You want to know what deceit tastes like? It’s sweet. Like honey. Charged with electricity. Laced with amnesia. It is why adultery will never go out of fashion, why sincerity fails, why sex with strangers is more fun than ever it ought to be. It is the very taste of old love reclaimed, which might be the sweetest deceit of all. The taste of her made me stupid, and the more I tasted it, the stupider I wanted to become.

She pulled away slightly, moved her chin to the side, her lips to my neck. “What do you mean, ‘the most obvious thing’?”

“You want to find the dirt in this world, there’s only one route to take.”

“What’s that?”

“Follow the money.”

I bent her back like a bow and snapped at her ear.

“Maybe it’s time,” I said, “for the grieving widow to claim her marital assets.”

16

WEDNESDAY

I had a moment of clarity the next morning, when I spied Julia Denniston walking up Locust Street to meet me in front of the offices of Inner Circle Investments.

She was well dressed, in widow black, of course, her figure thin, her legs long and well shaped. Her stride was her usual careless glide, but now with the edge of some intriguing sense of purpose. Her head, covered by a black, wide-brimmed straw hat, swiveled easily on her proud neck, her inky black hair was silky and well coiffed, the flow of her arms was loose. She was a lovely woman, absolutely, as lovely as hundreds who walk back and forth on Locust Street each day. But she wasn’t as young as the woman who first caught my eye in that coffee bar, and there was now a brittle disappointment that showed in her tense eyes. Objectively, she was nothing to get all shivery about, nothing to get stupid over. You put her in a lineup and you’d pass her by and pick that one, the other one, with the green eyes and the breasts of a Big Ten cheerleader.

What the hell was I doing?

Then she spotted me and smiled, and I remembered. I remembered the fever I had felt the night before, the fusion of desire and remembrance. She wasn’t just another appealing woman on the street, she was my heartbreak and my history and my hope.

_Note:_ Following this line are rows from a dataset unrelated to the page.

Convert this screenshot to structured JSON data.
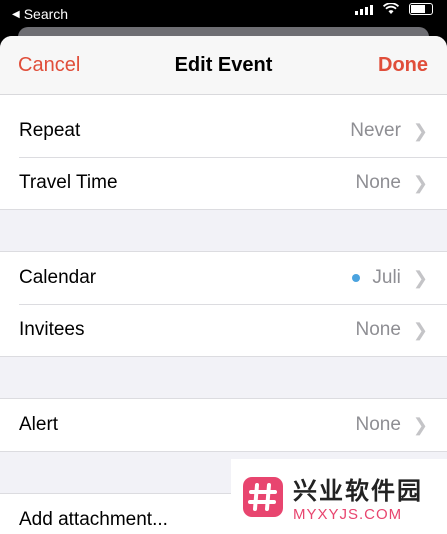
{
  "status_bar": {
    "back_label": "Search"
  },
  "nav": {
    "cancel": "Cancel",
    "title": "Edit Event",
    "done": "Done"
  },
  "group1": [
    {
      "label": "Repeat",
      "value": "Never"
    },
    {
      "label": "Travel Time",
      "value": "None"
    }
  ],
  "group2": [
    {
      "label": "Calendar",
      "value": "Juli",
      "dot_color": "#4aa3df"
    },
    {
      "label": "Invitees",
      "value": "None"
    }
  ],
  "group3": [
    {
      "label": "Alert",
      "value": "None"
    }
  ],
  "group4": [
    {
      "label": "Add attachment..."
    }
  ],
  "watermark": {
    "cn": "兴业软件园",
    "en": "MYXYJS.COM"
  },
  "colors": {
    "accent": "#e04e3a",
    "calendar_dot": "#4aa3df"
  }
}
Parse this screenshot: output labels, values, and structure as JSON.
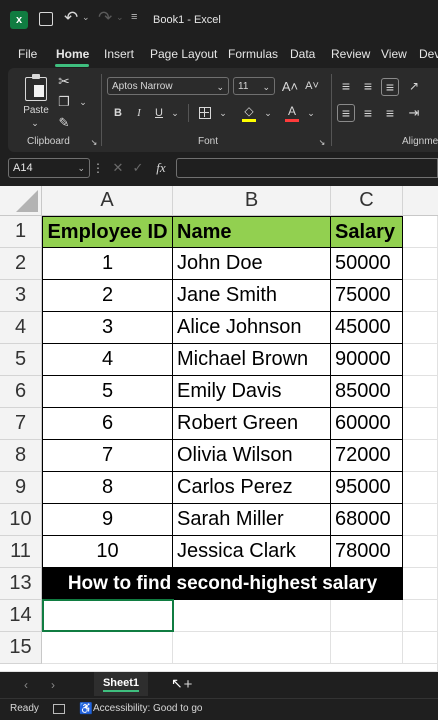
{
  "titlebar": {
    "doc_title": "Book1 - Excel"
  },
  "menu": [
    "File",
    "Home",
    "Insert",
    "Page Layout",
    "Formulas",
    "Data",
    "Review",
    "View",
    "Dev"
  ],
  "ribbon": {
    "paste_label": "Paste",
    "clipboard_label": "Clipboard",
    "font_label": "Font",
    "alignment_label": "Alignme",
    "font_name": "Aptos Narrow",
    "font_size": "11",
    "bold": "B",
    "italic": "I",
    "underline": "U",
    "grow_font": "A˄",
    "shrink_font": "A˅"
  },
  "formula_bar": {
    "name_box": "A14",
    "fx": "fx",
    "value": ""
  },
  "columns": [
    "A",
    "B",
    "C"
  ],
  "rows": [
    "1",
    "2",
    "3",
    "4",
    "5",
    "6",
    "7",
    "8",
    "9",
    "10",
    "11",
    "13",
    "14",
    "15"
  ],
  "table": {
    "headers": [
      "Employee ID",
      "Name",
      "Salary"
    ],
    "records": [
      [
        "1",
        "John Doe",
        "50000"
      ],
      [
        "2",
        "Jane Smith",
        "75000"
      ],
      [
        "3",
        "Alice Johnson",
        "45000"
      ],
      [
        "4",
        "Michael Brown",
        "90000"
      ],
      [
        "5",
        "Emily Davis",
        "85000"
      ],
      [
        "6",
        "Robert Green",
        "60000"
      ],
      [
        "7",
        "Olivia Wilson",
        "72000"
      ],
      [
        "8",
        "Carlos Perez",
        "95000"
      ],
      [
        "9",
        "Sarah Miller",
        "68000"
      ],
      [
        "10",
        "Jessica Clark",
        "78000"
      ]
    ]
  },
  "banner": "How to find second-highest salary",
  "sheet_tabs": [
    "Sheet1"
  ],
  "status": {
    "ready": "Ready",
    "accessibility": "Accessibility: Good to go"
  },
  "colors": {
    "header_green": "#92d050",
    "accent": "#3fbf7f",
    "excel_green": "#107c41"
  }
}
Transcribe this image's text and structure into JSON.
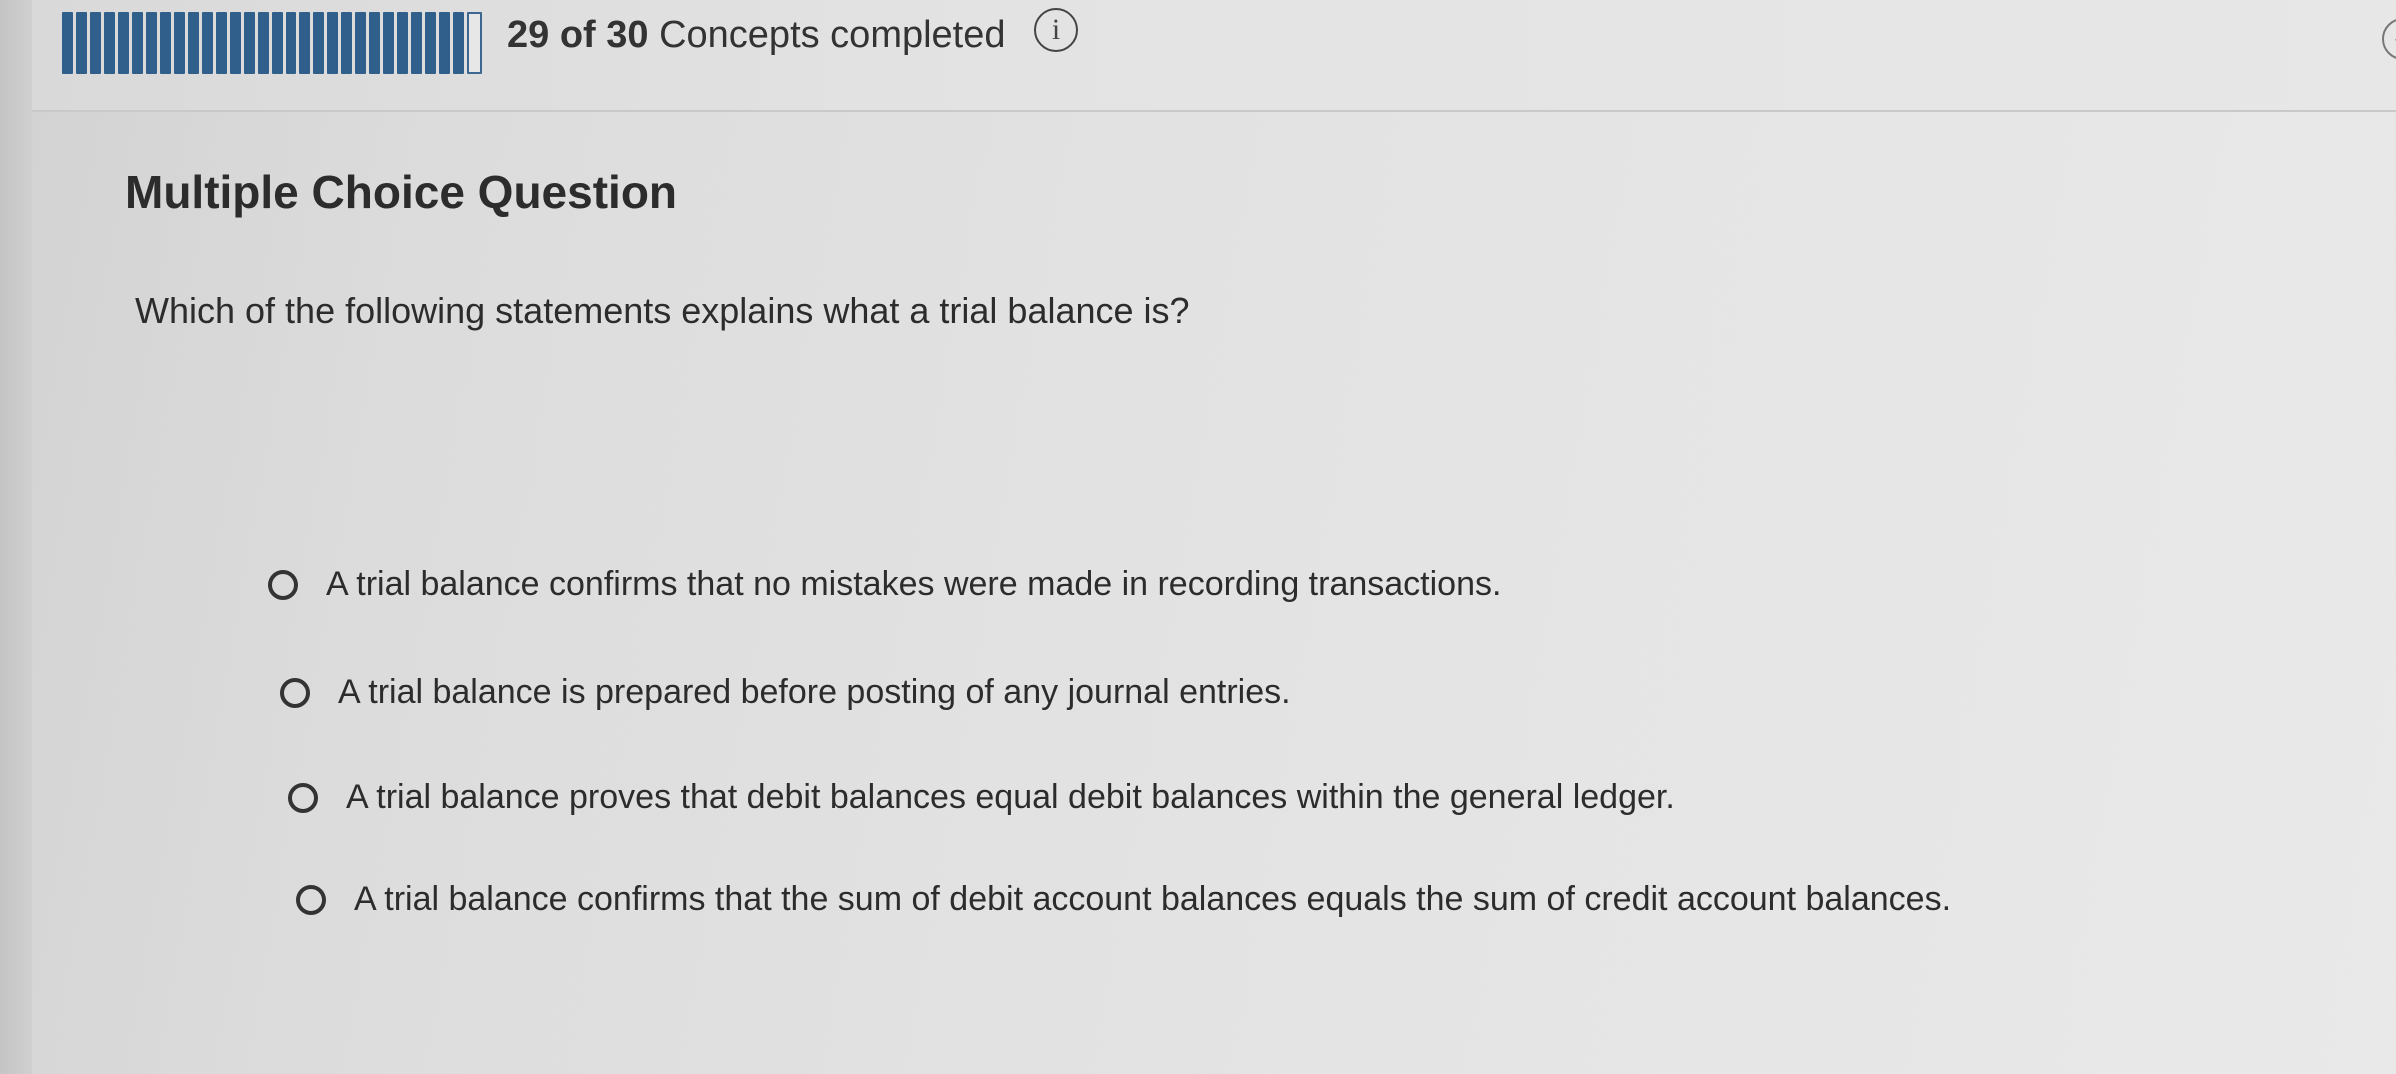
{
  "progress": {
    "completed": 29,
    "total": 30,
    "label_count": "29 of 30",
    "label_text": " Concepts completed"
  },
  "icons": {
    "info": "info-icon",
    "info_glyph": "i",
    "check": "check-icon"
  },
  "question": {
    "type": "Multiple Choice Question",
    "prompt": "Which of the following statements explains what a trial balance is?",
    "options": [
      "A trial balance confirms that no mistakes were made in recording transactions.",
      "A trial balance is prepared before posting of any journal entries.",
      "A trial balance proves that debit balances equal debit balances within the general ledger.",
      "A trial balance confirms that the sum of debit account balances equals the sum of credit account balances."
    ]
  },
  "colors": {
    "progress_fill": "#2f5f8a",
    "text": "#2c2c2c"
  }
}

She came up to me, put her hand on my forearm. “Hi,” she said with a lover’s intonation, which meant she had a long memory, because we still hadn’t as of yet consummated our reunion. The night before, she had pushed me away even as her earlobe was pinched between my teeth. It was late. Gwen was still awake. It was too soon after her husband’s death. It was like he was still in the room. “All the better,” I had said, with the tact of a brontosaurus in heat, but still she had pushed me away and still I had let her.

“You ready?” I said now, as we stood outside the building.

“I suppose.” She glanced up at my hair, squinted a bit, looked back into my eyes. “So you think this Miles Cave gambit will work?”